What are the perinatal and maternal mortality rates at San Francisco General Hospital? I don’t know and I can’t find out. The mortality rates for all California hospitals used to be available on line, but now are available only by request to individual hospitals.
How did Rosenberg come to write such a foolish piece and how did The New York Times come to publish it. Apparently they fell down the rabbit hole of natural childbirth where process matters more than outcome, where a healthy baby is assumed to be guaranteed, and where scientific “evidence” is fabricated to serve the whims of an interest group with absolutely no reference to actual scientific evidence.

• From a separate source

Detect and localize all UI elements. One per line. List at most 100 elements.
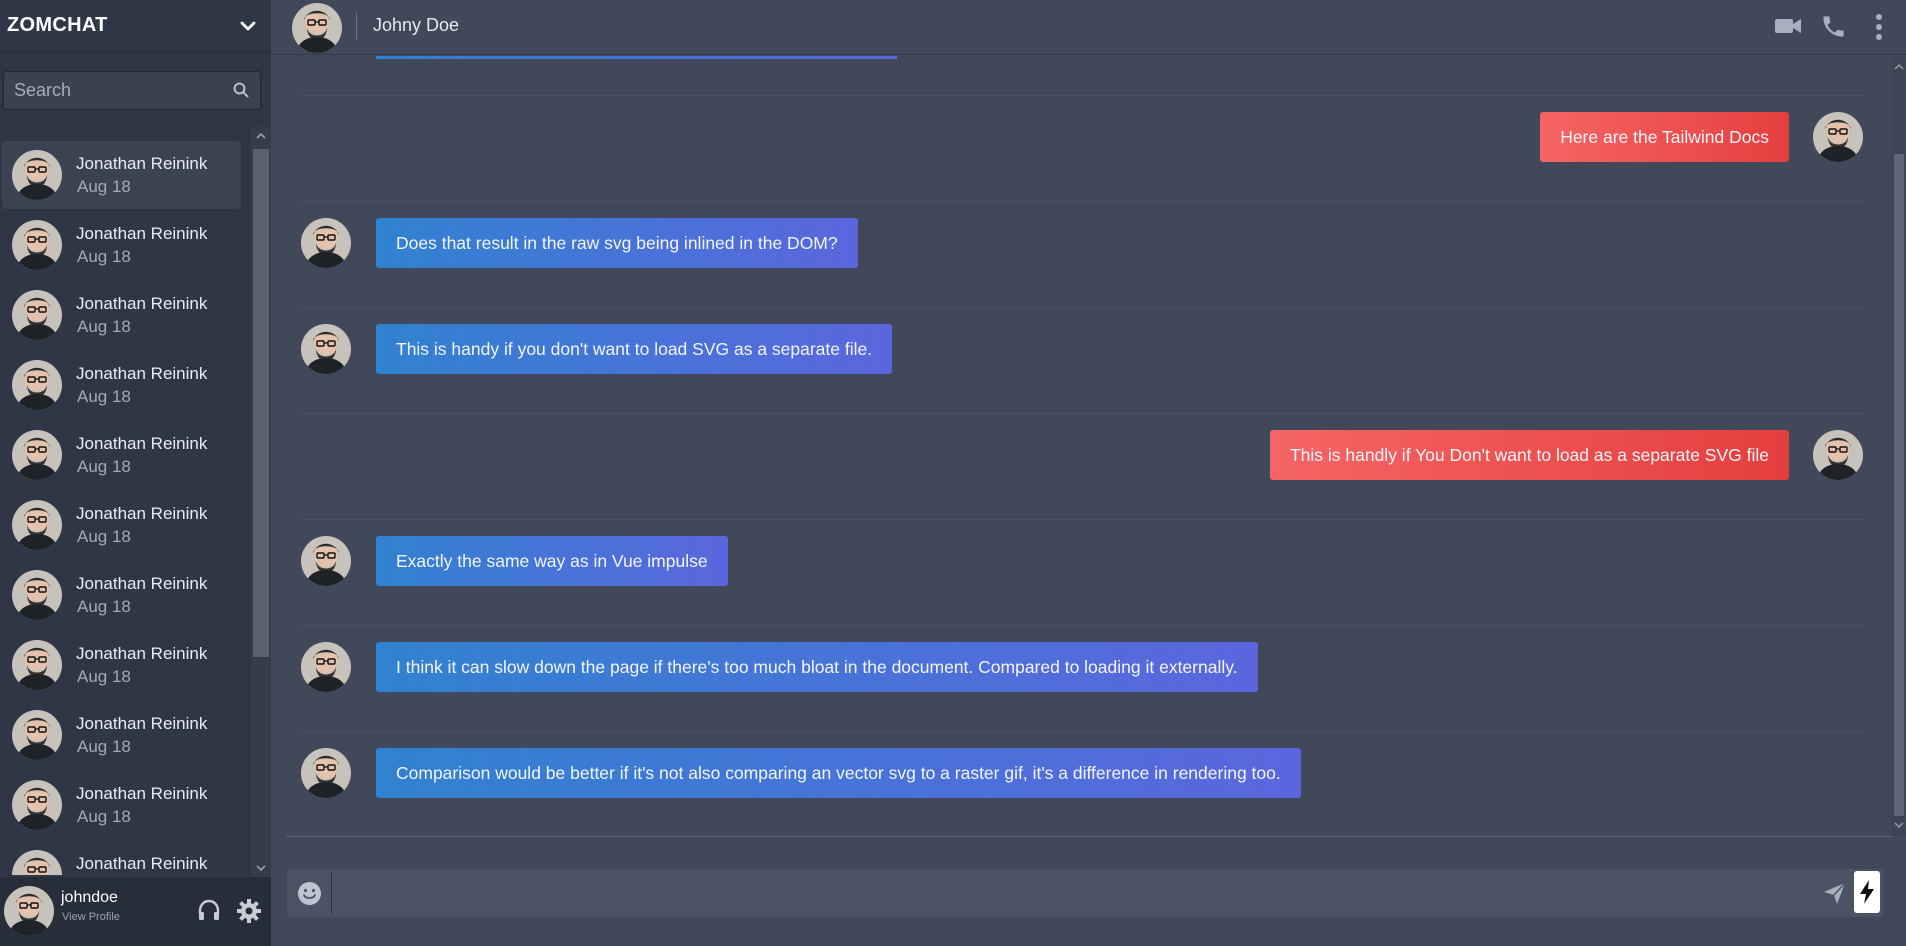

Rosenberg and The Times should be embarrassed by this. A reporter allowed herself to be manipulated by a special interest group and wrote an entire piece about childbirth safety without ever mentioning any safety parameters.
Rosenberg should correct her errors, source her medical facts from medical providers, not lobbyists, and find out the mortality rates at San Francisco General Hospital.
Does San Francisco General have the lowest perinatal and maternal mortality rates in the state? If not, it is not the safest hospital.